Thanks to a travel grant supported by donors to New College and a Franklin Research Grant from the American Philosophical Society, Harvey was able to pore over original 18th-century letters, books and periodicals at the National Library of France in Paris and at the French colonial archives in Aix-en-Provence. Through these primary sources, the book illustrates that there was no single Enlightenment view of the non-Western world, but instead a society steeped in contentious debates on the causes and significance of racial difference, the relative merits of civilization and primitivism, the universality of religious belief, the legitimacy of slavery and colonialism, and the meaning of (and possibility for) human progress.

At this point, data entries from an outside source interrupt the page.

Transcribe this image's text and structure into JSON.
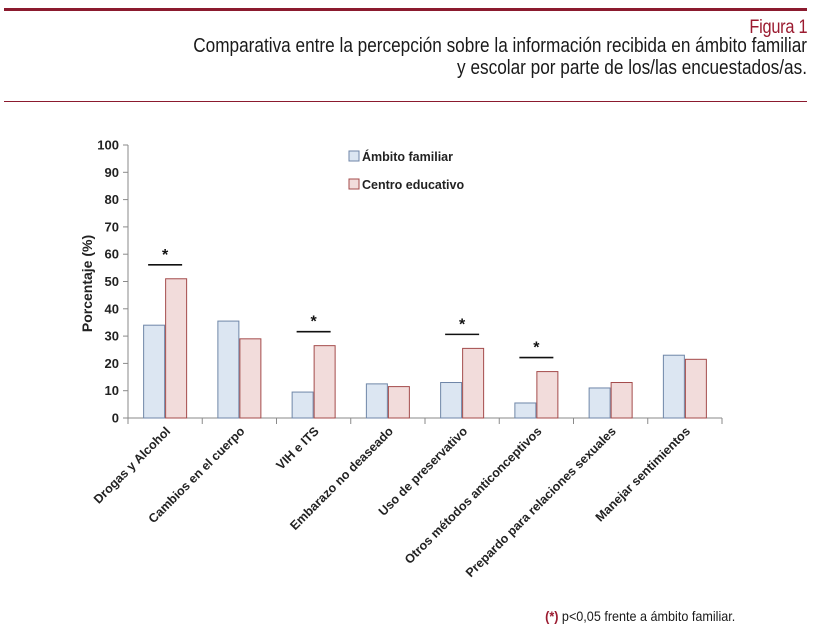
{
  "header": {
    "figure_label": "Figura 1",
    "title_line1": "Comparativa entre la percepción sobre la información recibida en ámbito familiar",
    "title_line2": "y escolar por parte de los/las encuestados/as."
  },
  "footnote": {
    "marker": "(*)",
    "text": " p<0,05 frente a ámbito familiar."
  },
  "chart_data": {
    "type": "bar",
    "ylabel": "Porcentaje (%)",
    "xlabel": "",
    "ylim": [
      0,
      100
    ],
    "yticks": [
      0,
      10,
      20,
      30,
      40,
      50,
      60,
      70,
      80,
      90,
      100
    ],
    "categories": [
      "Drogas y Alcohol",
      "Cambios en el cuerpo",
      "VIH e ITS",
      "Embarazo no deaseado",
      "Uso de preservativo",
      "Otros métodos anticonceptivos",
      "Prepardo para relaciones sexuales",
      "Manejar sentimientos"
    ],
    "series": [
      {
        "name": "Ámbito familiar",
        "color": "#dce6f2",
        "stroke": "#6f86a8",
        "values": [
          34,
          35.5,
          9.5,
          12.5,
          13,
          5.5,
          11,
          23
        ]
      },
      {
        "name": "Centro educativo",
        "color": "#f2dcdb",
        "stroke": "#a44b4b",
        "values": [
          51,
          29,
          26.5,
          11.5,
          25.5,
          17,
          13,
          21.5
        ]
      }
    ],
    "significance": {
      "symbol": "*",
      "categories": [
        0,
        2,
        4,
        5
      ]
    },
    "legend_position": "top-center"
  }
}
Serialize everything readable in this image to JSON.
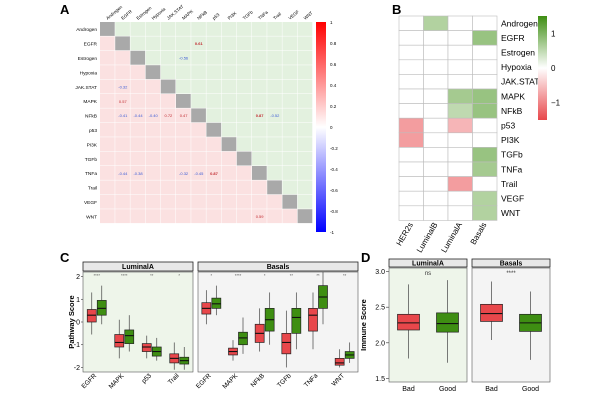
{
  "panels": {
    "A": "A",
    "B": "B",
    "C": "C",
    "D": "D"
  },
  "colors": {
    "red": "#e8474b",
    "green": "#3e8e12",
    "neg": "#0000ff",
    "pos": "#ff0000",
    "lightPanel": "#eef5ea"
  },
  "chart_data": [
    {
      "id": "A",
      "type": "heatmap",
      "title": "",
      "pathways": [
        "Androgen",
        "EGFR",
        "Estrogen",
        "Hypoxia",
        "JAK.STAT",
        "MAPK",
        "NFkB",
        "p53",
        "PI3K",
        "TGFb",
        "TNFa",
        "Trail",
        "VEGF",
        "WNT"
      ],
      "scale_ticks": [
        "1",
        "0.8",
        "0.6",
        "0.4",
        "0.2",
        "0",
        "-0.2",
        "-0.4",
        "-0.6",
        "-0.8",
        "-1"
      ],
      "scale_range": [
        -1,
        1
      ],
      "annotations": [
        {
          "row": 1,
          "col": 6,
          "label": "0.61"
        },
        {
          "row": 5,
          "col": 1,
          "label": "0.57"
        },
        {
          "row": 6,
          "col": 1,
          "label": "-0.41"
        },
        {
          "row": 6,
          "col": 2,
          "label": "-0.44"
        },
        {
          "row": 6,
          "col": 3,
          "label": "-0.40"
        },
        {
          "row": 6,
          "col": 4,
          "label": "0.72"
        },
        {
          "row": 6,
          "col": 5,
          "label": "0.47"
        },
        {
          "row": 6,
          "col": 10,
          "label": "0.87"
        },
        {
          "row": 6,
          "col": 11,
          "label": "-0.52"
        },
        {
          "row": 10,
          "col": 1,
          "label": "-0.44"
        },
        {
          "row": 10,
          "col": 2,
          "label": "-0.38"
        },
        {
          "row": 10,
          "col": 5,
          "label": "-0.32"
        },
        {
          "row": 10,
          "col": 6,
          "label": "-0.45"
        },
        {
          "row": 10,
          "col": 7,
          "label": "0.87"
        },
        {
          "row": 4,
          "col": 1,
          "label": "-0.32"
        },
        {
          "row": 2,
          "col": 5,
          "label": "-0.56"
        },
        {
          "row": 13,
          "col": 10,
          "label": "0.59"
        }
      ]
    },
    {
      "id": "B",
      "type": "heatmap",
      "columns": [
        "HER2s",
        "LuminalB",
        "LuminalA",
        "Basals"
      ],
      "rows": [
        "Androgen",
        "EGFR",
        "Estrogen",
        "Hypoxia",
        "JAK.STAT",
        "MAPK",
        "NFkB",
        "p53",
        "PI3K",
        "TGFb",
        "TNFa",
        "Trail",
        "VEGF",
        "WNT"
      ],
      "values": [
        [
          0,
          0.6,
          0,
          0
        ],
        [
          0,
          0,
          0,
          0.8
        ],
        [
          0,
          0,
          0,
          0
        ],
        [
          0,
          0,
          0,
          0
        ],
        [
          0,
          0,
          0,
          0
        ],
        [
          0,
          0,
          0.7,
          0.8
        ],
        [
          0,
          0,
          0.5,
          0.8
        ],
        [
          -0.8,
          0,
          -0.6,
          0
        ],
        [
          -0.8,
          0,
          0,
          0
        ],
        [
          0,
          0,
          0,
          0.8
        ],
        [
          0,
          0,
          0,
          0.7
        ],
        [
          0,
          0,
          -0.8,
          0
        ],
        [
          0,
          0,
          0,
          0.6
        ],
        [
          0,
          0,
          0,
          0.6
        ]
      ],
      "legend_ticks": [
        "1",
        "0",
        "−1"
      ],
      "legend_range": [
        -1.5,
        1.5
      ]
    },
    {
      "id": "C",
      "type": "box",
      "ylabel": "Pathway Score",
      "ylim": [
        -2.2,
        2.2
      ],
      "yticks": [
        -2,
        -1,
        0,
        1,
        2
      ],
      "groups": [
        "Bad",
        "Good"
      ],
      "facets": [
        {
          "title": "LuminalA",
          "categories": [
            "EGFR",
            "MAPK",
            "p53",
            "Trail"
          ],
          "signif": [
            "****",
            "****",
            "**",
            "*"
          ],
          "boxes": [
            {
              "cat": "EGFR",
              "group": "Bad",
              "min": -0.55,
              "q1": 0.0,
              "median": 0.3,
              "q3": 0.55,
              "max": 1.3
            },
            {
              "cat": "EGFR",
              "group": "Good",
              "min": -0.1,
              "q1": 0.3,
              "median": 0.6,
              "q3": 0.95,
              "max": 1.6
            },
            {
              "cat": "MAPK",
              "group": "Bad",
              "min": -1.6,
              "q1": -1.1,
              "median": -0.9,
              "q3": -0.55,
              "max": 0.1
            },
            {
              "cat": "MAPK",
              "group": "Good",
              "min": -1.3,
              "q1": -0.95,
              "median": -0.6,
              "q3": -0.35,
              "max": 0.3
            },
            {
              "cat": "p53",
              "group": "Bad",
              "min": -1.6,
              "q1": -1.3,
              "median": -1.1,
              "q3": -0.95,
              "max": -0.6
            },
            {
              "cat": "p53",
              "group": "Good",
              "min": -1.7,
              "q1": -1.5,
              "median": -1.3,
              "q3": -1.1,
              "max": -0.7
            },
            {
              "cat": "Trail",
              "group": "Bad",
              "min": -2.1,
              "q1": -1.8,
              "median": -1.6,
              "q3": -1.4,
              "max": -0.9
            },
            {
              "cat": "Trail",
              "group": "Good",
              "min": -2.1,
              "q1": -1.85,
              "median": -1.7,
              "q3": -1.55,
              "max": -1.1
            }
          ]
        },
        {
          "title": "Basals",
          "categories": [
            "EGFR",
            "MAPK",
            "NFkB",
            "TGFb",
            "TNFa",
            "WNT"
          ],
          "signif": [
            "*",
            "****",
            "*",
            "**",
            "**",
            "**"
          ],
          "boxes": [
            {
              "cat": "EGFR",
              "group": "Bad",
              "min": -0.1,
              "q1": 0.35,
              "median": 0.6,
              "q3": 0.85,
              "max": 1.4
            },
            {
              "cat": "EGFR",
              "group": "Good",
              "min": 0.3,
              "q1": 0.6,
              "median": 0.8,
              "q3": 1.05,
              "max": 1.6
            },
            {
              "cat": "MAPK",
              "group": "Bad",
              "min": -1.7,
              "q1": -1.45,
              "median": -1.3,
              "q3": -1.15,
              "max": -0.8
            },
            {
              "cat": "MAPK",
              "group": "Good",
              "min": -1.4,
              "q1": -1.0,
              "median": -0.7,
              "q3": -0.45,
              "max": 0.2
            },
            {
              "cat": "NFkB",
              "group": "Bad",
              "min": -1.3,
              "q1": -0.9,
              "median": -0.5,
              "q3": -0.1,
              "max": 0.6
            },
            {
              "cat": "NFkB",
              "group": "Good",
              "min": -1.0,
              "q1": -0.4,
              "median": 0.1,
              "q3": 0.6,
              "max": 1.3
            },
            {
              "cat": "TGFb",
              "group": "Bad",
              "min": -2.0,
              "q1": -1.4,
              "median": -0.9,
              "q3": -0.5,
              "max": 0.5
            },
            {
              "cat": "TGFb",
              "group": "Good",
              "min": -1.2,
              "q1": -0.5,
              "median": 0.2,
              "q3": 0.6,
              "max": 1.3
            },
            {
              "cat": "TNFa",
              "group": "Bad",
              "min": -1.2,
              "q1": -0.4,
              "median": 0.3,
              "q3": 0.6,
              "max": 1.3
            },
            {
              "cat": "TNFa",
              "group": "Good",
              "min": -0.1,
              "q1": 0.6,
              "median": 1.1,
              "q3": 1.6,
              "max": 2.2
            },
            {
              "cat": "WNT",
              "group": "Bad",
              "min": -2.0,
              "q1": -1.9,
              "median": -1.8,
              "q3": -1.6,
              "max": -1.2
            },
            {
              "cat": "WNT",
              "group": "Good",
              "min": -1.8,
              "q1": -1.6,
              "median": -1.45,
              "q3": -1.3,
              "max": -0.9
            }
          ]
        }
      ]
    },
    {
      "id": "D",
      "type": "box",
      "ylabel": "Immune Score",
      "ylim": [
        1.45,
        3.05
      ],
      "yticks": [
        1.5,
        2.0,
        2.5,
        3.0
      ],
      "ytick_labels": [
        "1.5",
        "2.0",
        "2.5",
        "3.0"
      ],
      "categories": [
        "Bad",
        "Good"
      ],
      "facets": [
        {
          "title": "LuminalA",
          "signif": "ns",
          "boxes": [
            {
              "cat": "Bad",
              "min": 1.78,
              "q1": 2.18,
              "median": 2.28,
              "q3": 2.4,
              "max": 2.82
            },
            {
              "cat": "Good",
              "min": 1.72,
              "q1": 2.15,
              "median": 2.27,
              "q3": 2.42,
              "max": 2.88
            }
          ]
        },
        {
          "title": "Basals",
          "signif": "****",
          "boxes": [
            {
              "cat": "Bad",
              "min": 2.04,
              "q1": 2.3,
              "median": 2.41,
              "q3": 2.54,
              "max": 2.86
            },
            {
              "cat": "Good",
              "min": 1.76,
              "q1": 2.16,
              "median": 2.28,
              "q3": 2.4,
              "max": 2.72
            }
          ]
        }
      ]
    }
  ]
}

“If we suspend our impulse to rush to judgment and look at eighteenth-century France with fresh eyes,” Harvey wrote in the book’s introduction, “we will find a society, though different from our own in many ways, which struggled to come to terms with many of the same issues and processes with which we continue to grapple even today. While it has become fashionable to refer to our own times as the ‘information age,’ and to reflect upon the meaning and consequences of contemporary ‘globalization,’ we sometimes forget that such concerns are by no means new.”
“Adeptly written and economical, The French Enlightenment and Its Others takes on the vexed question of how Europeans viewed non-Europeans during the eighteenth century,” said April Shelford, associate professor of history at American University. “[Harvey] shows us how the European encounter with others was not only foundational to the sciences humaines, but transformed expectations (then and now) of what being ‘human’ means.”
Professor Harvey is chair of the Division of Social Sciences at New College of Florida. He is the author of Beyond Enlightenment: Occultism and Politics in Modern France (2005) and Constructing Class and Nationality in Alsace, 1830-1945 (2001). In addition to the Enlightenment, Harvey teaches courses at New College on modern European history, the French Revolution and the Age of Imperialism. Harvey earned his masters and doctoral degrees from Princeton University and his bachelor’s degree from Rice University.